ALEA
LINE (LINE_078) | 47’52” | Digital | Unlimited Edition | April 15, 2016
For his first release on LINE, Alea, Italian composer/sound artist Luigi Turra changes the perspective of his expressive spectrum away from the Japanese influences of his previous work critically acclaimed epic 3CD work KI on the American label and/OAR.
Alea is a sound narration inspired by the works of the French novelist Marguerite Duras and her highly evocative semantic games, quiet but at the same time raw and desolate. Like a film without images the words are reduced to inaudible sounds and thin secret messages.
As a human presence perceived in rooms and empty corridors of an unfamiliar place, but through some sound evidence might exist, not far from an Atlantic Ocean beach where encounters take place between silent figures.
Among reflections in a distorting lens, the soundscape comes alive, able to interact with these invisible actors. Sounds wrapping them with tactile material micro-textures and sudden pauses that generate expectations.
Alea is a work that tells a sound in its essence, but analyzes this from the point of view of memory, of suggestion. The recognition of that inner voice that each of us possesses.
REVIEW
The innermost beingness is nourished by cryptic signals. Indications appearing on the spur of the moment, perhaps as one is driving or traveling, or even focusing on some unremarkable activity. They shine of a strange light for a few fugitive seconds, then return inside their nucleus of nihility. That core will remain unassailable by any form of analysis attempted in the vain hope of “knowing more”. That something is “knowable” only for the trademark overconfidence of humans affected by inferiority complexes.

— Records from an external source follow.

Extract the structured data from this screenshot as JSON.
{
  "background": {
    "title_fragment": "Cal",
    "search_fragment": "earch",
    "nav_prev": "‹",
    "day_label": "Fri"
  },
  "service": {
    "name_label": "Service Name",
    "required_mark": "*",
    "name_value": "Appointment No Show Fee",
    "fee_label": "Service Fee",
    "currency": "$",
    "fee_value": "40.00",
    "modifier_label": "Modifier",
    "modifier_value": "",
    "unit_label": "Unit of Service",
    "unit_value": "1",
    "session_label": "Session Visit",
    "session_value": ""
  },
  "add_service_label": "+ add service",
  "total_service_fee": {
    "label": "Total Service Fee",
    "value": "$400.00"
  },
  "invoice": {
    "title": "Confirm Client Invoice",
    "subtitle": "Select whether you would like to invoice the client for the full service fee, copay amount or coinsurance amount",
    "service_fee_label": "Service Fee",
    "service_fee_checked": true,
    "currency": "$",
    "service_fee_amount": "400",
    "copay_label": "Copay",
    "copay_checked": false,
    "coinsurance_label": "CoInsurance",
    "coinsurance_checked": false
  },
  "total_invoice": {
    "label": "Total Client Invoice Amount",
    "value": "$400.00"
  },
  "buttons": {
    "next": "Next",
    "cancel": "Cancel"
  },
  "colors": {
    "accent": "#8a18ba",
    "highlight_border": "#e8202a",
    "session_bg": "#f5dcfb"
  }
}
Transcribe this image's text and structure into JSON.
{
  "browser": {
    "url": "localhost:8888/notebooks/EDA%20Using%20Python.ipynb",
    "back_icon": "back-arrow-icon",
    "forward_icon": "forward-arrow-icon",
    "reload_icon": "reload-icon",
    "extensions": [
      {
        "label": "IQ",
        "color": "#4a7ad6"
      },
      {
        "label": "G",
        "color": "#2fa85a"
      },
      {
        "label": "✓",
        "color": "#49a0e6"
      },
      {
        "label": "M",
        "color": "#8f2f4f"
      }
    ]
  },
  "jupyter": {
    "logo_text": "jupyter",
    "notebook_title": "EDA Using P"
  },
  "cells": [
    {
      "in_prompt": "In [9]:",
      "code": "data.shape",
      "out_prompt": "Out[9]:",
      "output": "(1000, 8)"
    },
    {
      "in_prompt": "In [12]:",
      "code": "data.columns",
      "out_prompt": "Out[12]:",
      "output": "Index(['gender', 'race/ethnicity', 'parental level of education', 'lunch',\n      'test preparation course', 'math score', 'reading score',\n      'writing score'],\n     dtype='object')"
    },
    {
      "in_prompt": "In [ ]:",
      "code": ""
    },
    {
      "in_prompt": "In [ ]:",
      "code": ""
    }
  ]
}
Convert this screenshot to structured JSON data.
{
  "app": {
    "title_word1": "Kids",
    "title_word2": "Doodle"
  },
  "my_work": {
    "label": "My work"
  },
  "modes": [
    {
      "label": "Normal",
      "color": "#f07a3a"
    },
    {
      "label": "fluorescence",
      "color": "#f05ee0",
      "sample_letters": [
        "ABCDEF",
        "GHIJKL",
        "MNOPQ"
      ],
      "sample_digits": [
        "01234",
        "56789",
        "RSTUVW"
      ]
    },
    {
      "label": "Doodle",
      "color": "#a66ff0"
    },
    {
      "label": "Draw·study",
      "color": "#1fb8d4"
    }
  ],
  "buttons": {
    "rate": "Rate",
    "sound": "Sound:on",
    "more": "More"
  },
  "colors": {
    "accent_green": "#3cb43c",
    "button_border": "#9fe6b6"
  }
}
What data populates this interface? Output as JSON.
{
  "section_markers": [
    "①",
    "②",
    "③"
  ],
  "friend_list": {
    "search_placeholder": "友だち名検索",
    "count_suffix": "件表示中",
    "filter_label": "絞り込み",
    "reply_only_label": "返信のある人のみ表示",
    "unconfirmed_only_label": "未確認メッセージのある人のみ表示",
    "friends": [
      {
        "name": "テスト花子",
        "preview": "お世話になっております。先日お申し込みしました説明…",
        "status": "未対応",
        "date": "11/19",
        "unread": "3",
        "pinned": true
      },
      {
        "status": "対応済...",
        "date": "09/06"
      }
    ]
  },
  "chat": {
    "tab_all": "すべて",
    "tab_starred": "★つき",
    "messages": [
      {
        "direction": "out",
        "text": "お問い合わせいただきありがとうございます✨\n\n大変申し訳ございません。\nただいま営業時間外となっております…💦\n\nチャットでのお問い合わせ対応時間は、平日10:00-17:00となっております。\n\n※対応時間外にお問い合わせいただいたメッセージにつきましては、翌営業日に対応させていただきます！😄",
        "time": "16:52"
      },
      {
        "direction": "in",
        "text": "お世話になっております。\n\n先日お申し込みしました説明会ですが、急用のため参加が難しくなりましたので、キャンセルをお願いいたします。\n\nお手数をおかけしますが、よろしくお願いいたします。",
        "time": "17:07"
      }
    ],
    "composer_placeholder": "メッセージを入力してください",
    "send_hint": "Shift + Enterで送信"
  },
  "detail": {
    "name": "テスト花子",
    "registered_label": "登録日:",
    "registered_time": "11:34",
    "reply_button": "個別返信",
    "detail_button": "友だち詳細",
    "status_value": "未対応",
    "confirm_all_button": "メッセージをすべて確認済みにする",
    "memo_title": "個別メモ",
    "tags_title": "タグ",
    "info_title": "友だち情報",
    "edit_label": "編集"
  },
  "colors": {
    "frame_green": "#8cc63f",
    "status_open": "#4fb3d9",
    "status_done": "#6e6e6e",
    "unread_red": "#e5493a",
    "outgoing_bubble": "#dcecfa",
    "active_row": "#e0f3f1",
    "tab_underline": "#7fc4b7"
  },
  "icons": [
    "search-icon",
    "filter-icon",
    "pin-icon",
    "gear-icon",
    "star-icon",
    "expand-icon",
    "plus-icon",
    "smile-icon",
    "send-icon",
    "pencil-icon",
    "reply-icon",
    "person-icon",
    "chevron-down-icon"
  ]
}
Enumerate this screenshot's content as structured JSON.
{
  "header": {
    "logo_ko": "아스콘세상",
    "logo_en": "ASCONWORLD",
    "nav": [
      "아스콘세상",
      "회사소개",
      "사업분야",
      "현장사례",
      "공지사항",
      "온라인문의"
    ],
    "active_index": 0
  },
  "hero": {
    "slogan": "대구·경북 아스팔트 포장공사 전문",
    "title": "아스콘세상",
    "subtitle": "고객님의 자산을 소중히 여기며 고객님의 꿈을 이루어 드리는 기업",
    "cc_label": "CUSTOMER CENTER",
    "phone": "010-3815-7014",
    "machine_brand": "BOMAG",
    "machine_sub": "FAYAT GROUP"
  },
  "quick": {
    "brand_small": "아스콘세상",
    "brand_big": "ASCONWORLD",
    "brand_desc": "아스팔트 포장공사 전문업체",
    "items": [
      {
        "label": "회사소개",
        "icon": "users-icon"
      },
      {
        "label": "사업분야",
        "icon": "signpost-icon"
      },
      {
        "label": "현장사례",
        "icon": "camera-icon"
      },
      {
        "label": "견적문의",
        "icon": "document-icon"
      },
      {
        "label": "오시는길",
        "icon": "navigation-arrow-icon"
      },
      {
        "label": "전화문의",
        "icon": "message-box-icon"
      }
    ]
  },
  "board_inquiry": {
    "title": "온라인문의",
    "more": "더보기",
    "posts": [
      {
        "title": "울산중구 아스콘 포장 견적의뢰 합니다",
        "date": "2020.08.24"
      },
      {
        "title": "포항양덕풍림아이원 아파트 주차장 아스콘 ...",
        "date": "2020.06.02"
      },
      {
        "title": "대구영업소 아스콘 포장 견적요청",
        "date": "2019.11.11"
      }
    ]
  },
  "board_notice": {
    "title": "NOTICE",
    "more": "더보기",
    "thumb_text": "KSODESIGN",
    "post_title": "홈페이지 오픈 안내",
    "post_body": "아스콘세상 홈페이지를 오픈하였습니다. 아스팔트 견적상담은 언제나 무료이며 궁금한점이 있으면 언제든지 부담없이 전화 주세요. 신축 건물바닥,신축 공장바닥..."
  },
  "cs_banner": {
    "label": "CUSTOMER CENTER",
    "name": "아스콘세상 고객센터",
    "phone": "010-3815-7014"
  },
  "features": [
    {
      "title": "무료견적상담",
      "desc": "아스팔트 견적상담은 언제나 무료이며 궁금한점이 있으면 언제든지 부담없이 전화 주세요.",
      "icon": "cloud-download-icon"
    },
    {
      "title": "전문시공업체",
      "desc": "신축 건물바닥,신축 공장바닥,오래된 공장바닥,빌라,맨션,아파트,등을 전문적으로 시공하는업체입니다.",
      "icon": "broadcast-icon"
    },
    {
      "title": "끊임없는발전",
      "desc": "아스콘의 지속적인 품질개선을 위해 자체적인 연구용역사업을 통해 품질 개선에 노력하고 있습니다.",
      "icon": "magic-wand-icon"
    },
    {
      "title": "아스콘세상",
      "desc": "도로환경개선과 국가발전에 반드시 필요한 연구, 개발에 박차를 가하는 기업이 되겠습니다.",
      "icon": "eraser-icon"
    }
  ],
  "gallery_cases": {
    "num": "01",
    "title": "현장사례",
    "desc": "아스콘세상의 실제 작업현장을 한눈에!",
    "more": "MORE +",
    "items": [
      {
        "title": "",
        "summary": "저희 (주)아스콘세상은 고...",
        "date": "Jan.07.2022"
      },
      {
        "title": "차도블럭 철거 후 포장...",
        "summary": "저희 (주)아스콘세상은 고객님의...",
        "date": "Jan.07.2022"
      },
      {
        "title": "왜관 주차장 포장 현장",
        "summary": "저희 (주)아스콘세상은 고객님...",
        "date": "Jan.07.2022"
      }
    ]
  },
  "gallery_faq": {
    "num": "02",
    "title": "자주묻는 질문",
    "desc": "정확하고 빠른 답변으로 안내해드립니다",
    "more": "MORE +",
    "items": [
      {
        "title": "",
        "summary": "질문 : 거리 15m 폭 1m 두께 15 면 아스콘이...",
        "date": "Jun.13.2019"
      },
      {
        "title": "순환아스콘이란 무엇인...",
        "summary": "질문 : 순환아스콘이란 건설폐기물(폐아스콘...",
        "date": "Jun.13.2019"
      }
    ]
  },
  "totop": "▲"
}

In between those indiscernible messages, silence can either alleviate headaches or endanger securities. The emblematic attitude of the aforementioned specimens coincides with its systematic rupture, notwithstanding hordes of people reportedly “searching for silence” yet utterly incapable of giving up their collective eat-and-laugh-and-make-noise rituals and other miscellaneous actions obeying to the lowest common denominator of “belonging”.
Alea is a 41-minute piece that in a way could typify the irrational background of an individual looking into him/herself during the fight against uncertainty. In essence, this is a series of abbreviated sonic glimpses of varying extraction – instrumental shards, electronic incumbencies, field recordings, snippets of vocal narrative – significantly integrated with a heavy muteness. The divergence from what we have repeatedly been yawning to – courtesy of the numerous nonentities operating in the same ambit – and Luigi Turra’s work is summarized by a single word: symmetry. No event is born from accident; waiting times and actual acoustic manifestations are perfectly proportional; there is no time to get used to anything, no chance to encapsulate the encephalon in the “OK, I already know this” pattern. The overall balance is flawless, the anxiety/relaxation ratio resulting in a perfect zero.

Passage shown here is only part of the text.